20 Theory Notebooks + 10 Real-World Projects + 10 Interactive Streamlit Apps
Every algorithm implemented from scratch using only NumPy and Matplotlib. No black boxes.
Notebooks • Projects • Quick Start • Streamlit Apps • Learning Path
Most RL resources either drown you in theory or hand you a black-box library. This repo does neither.
- Every algorithm is implemented from scratch -- you see every gradient, every update, every Q-value
- Every concept comes with LaTeX math and plain-English explanations side by side
- Every project has an interactive Streamlit app you can play with in your browser
- Zero dependency on OpenAI Gym, Stable Baselines, or any RL library -- just NumPy
"What I cannot create, I do not understand." -- Richard Feynman
Build your RL foundation from the ground up. Each notebook contains detailed math, step-by-step derivations, and working code with visualizations.
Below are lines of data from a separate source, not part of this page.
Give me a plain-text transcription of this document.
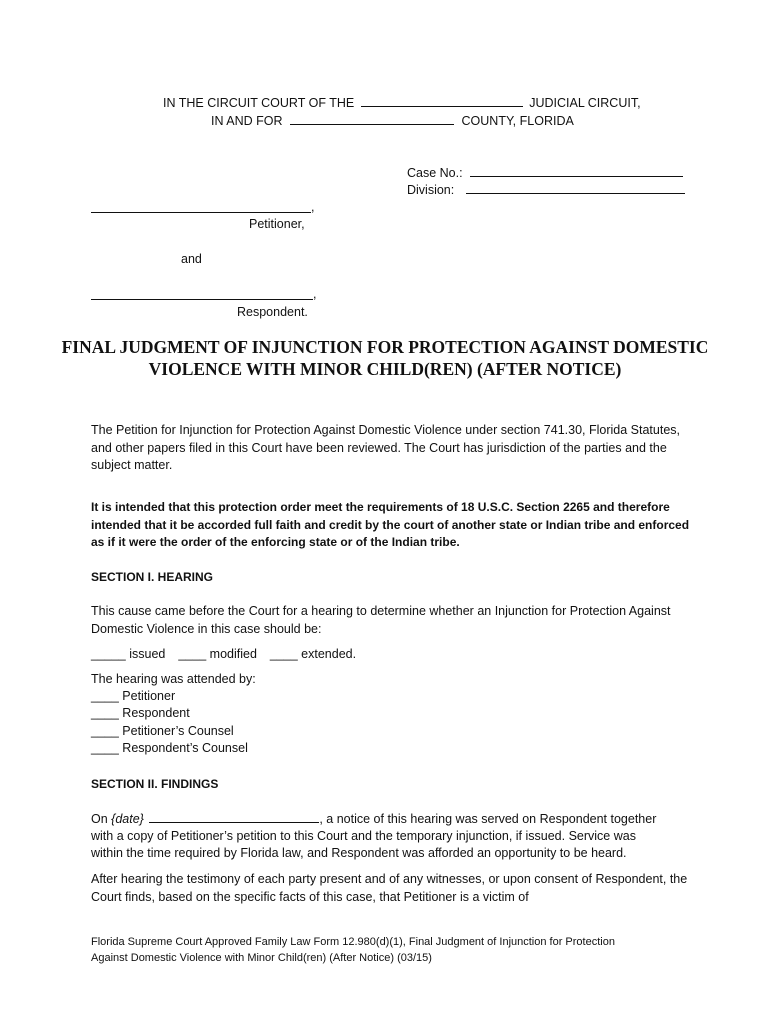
IN THE CIRCUIT COURT OF THE	JUDICIAL CIRCUIT,
IN AND FOR	COUNTY, FLORIDA
Case No.:
Division:
,
Petitioner,
and
,
Respondent.
FINAL JUDGMENT OF INJUNCTION FOR PROTECTION AGAINST DOMESTIC
VIOLENCE WITH MINOR CHILD(REN) (AFTER NOTICE)
The Petition for Injunction for Protection Against Domestic Violence under section 741.30, Florida Statutes, and other papers filed in this Court have been reviewed. The Court has jurisdiction of the parties and the subject matter.
It is intended that this protection order meet the requirements of 18 U.S.C. Section 2265 and therefore intended that it be accorded full faith and credit by the court of another state or Indian tribe and enforced as if it were the order of the enforcing state or of the Indian tribe.
SECTION I. HEARING
This cause came before the Court for a hearing to determine whether an Injunction for Protection Against Domestic Violence in this case should be:
_____ issued ____ modified ____ extended.
The hearing was attended by:
____ Petitioner
____ Respondent
____ Petitioner’s Counsel
____ Respondent’s Counsel
SECTION II. FINDINGS
On {date}	, a notice of this hearing was served on Respondent together
with a copy of Petitioner’s petition to this Court and the temporary injunction, if issued. Service was
within the time required by Florida law, and Respondent was afforded an opportunity to be heard.
After hearing the testimony of each party present and of any witnesses, or upon consent of Respondent, the Court finds, based on the specific facts of this case, that Petitioner is a victim of
Florida Supreme Court Approved Family Law Form 12.980(d)(1), Final Judgment of Injunction for Protection
Against Domestic Violence with Minor Child(ren) (After Notice) (03/15)
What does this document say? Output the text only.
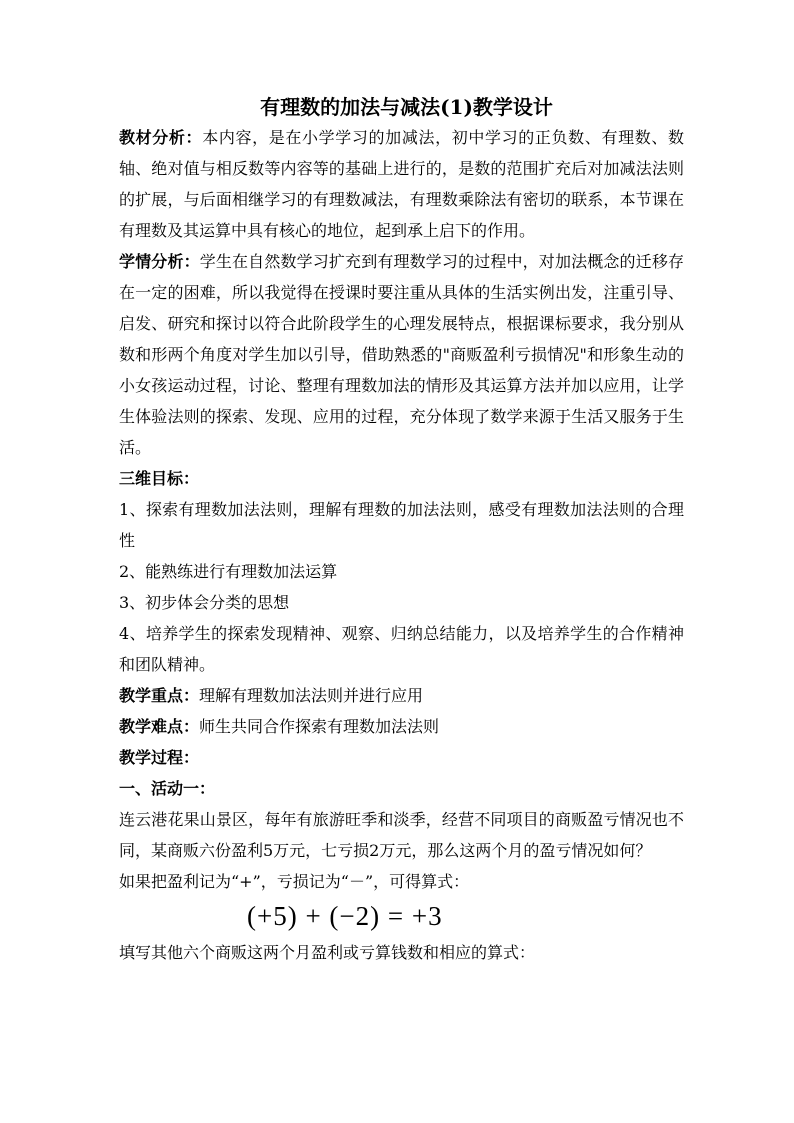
有理数的加法与减法(1)教学设计

教材分析：本内容，是在小学学习的加减法，初中学习的正负数、有理数、数轴、绝对值与相反数等内容等的基础上进行的，是数的范围扩充后对加减法法则的扩展，与后面相继学习的有理数减法，有理数乘除法有密切的联系，本节课在有理数及其运算中具有核心的地位，起到承上启下的作用。

学情分析：学生在自然数学习扩充到有理数学习的过程中，对加法概念的迁移存在一定的困难，所以我觉得在授课时要注重从具体的生活实例出发，注重引导、启发、研究和探讨以符合此阶段学生的心理发展特点，根据课标要求，我分别从数和形两个角度对学生加以引导，借助熟悉的"商贩盈利亏损情况"和形象生动的小女孩运动过程，讨论、整理有理数加法的情形及其运算方法并加以应用，让学生体验法则的探索、发现、应用的过程，充分体现了数学来源于生活又服务于生活。

三维目标：

1、探索有理数加法法则，理解有理数的加法法则，感受有理数加法法则的合理性

2、能熟练进行有理数加法运算

3、初步体会分类的思想

4、培养学生的探索发现精神、观察、归纳总结能力，以及培养学生的合作精神和团队精神。

教学重点：理解有理数加法法则并进行应用

教学难点：师生共同合作探索有理数加法法则

教学过程：

一、活动一：

连云港花果山景区，每年有旅游旺季和淡季，经营不同项目的商贩盈亏情况也不同，某商贩六份盈利5万元，七亏损2万元，那么这两个月的盈亏情况如何？

如果把盈利记为“+”，亏损记为“－”，可得算式：

(+5) + (−2) = +3

填写其他六个商贩这两个月盈利或亏算钱数和相应的算式：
| # | Topic | Key Concepts |
|---|---|---|
| 01 | Introduction to RL | Agent-Environment loop, Return, Discount factor |
| 02 | Markov Decision Processes | Markov property, MDP tuple, V/Q functions |
| 03 | Bellman Equations | Expectation & Optimality equations, Matrix form |
| 04 | Dynamic Programming | Policy Evaluation, Policy Iteration, Value Iteration |
| 05 | Monte Carlo Methods | First-Visit MC, Importance Sampling |
| 06 | Temporal Difference Learning | TD(0), Bias-Variance tradeoff, TD vs MC |
| 07 | SARSA | On-policy TD control, Expected SARSA |
| 08 | Q-Learning | Off-policy TD, Double Q-Learning |
| 09 | N-Step & Eligibility Traces | N-step returns, TD(lambda), Backward view |
| 10 | Function Approximation | Linear FA, Semi-gradient TD, Tile Coding |
| 11 | Policy Gradient (REINFORCE) | Policy Gradient Theorem, Baseline |
| 12 | Actor-Critic | TD error as advantage, A2C |
| 13 | GAE | Generalized Advantage Estimation |
| 14 | PPO | Clipped objective, KL penalty |
| 15 | DQN | Experience Replay, Target Networks |
| 16 | Double & Dueling DQN | Overestimation fix, V+A decomposition |
| 17 | Experience Replay | Uniform, Prioritized (SumTree), HER |
| 18 | Exploration vs Exploitation | UCB, Thompson Sampling, Intrinsic Motivation |
| 19 | Multi-Armed Bandits | Regret, Gradient Bandit, Contextual Bandits |
| 20 | Model-Based RL | Dyna-Q, MCTS, World Models |
Each project applies RL to a real domain with a detailed notebook, interactive Streamlit app, and comprehensive documentation.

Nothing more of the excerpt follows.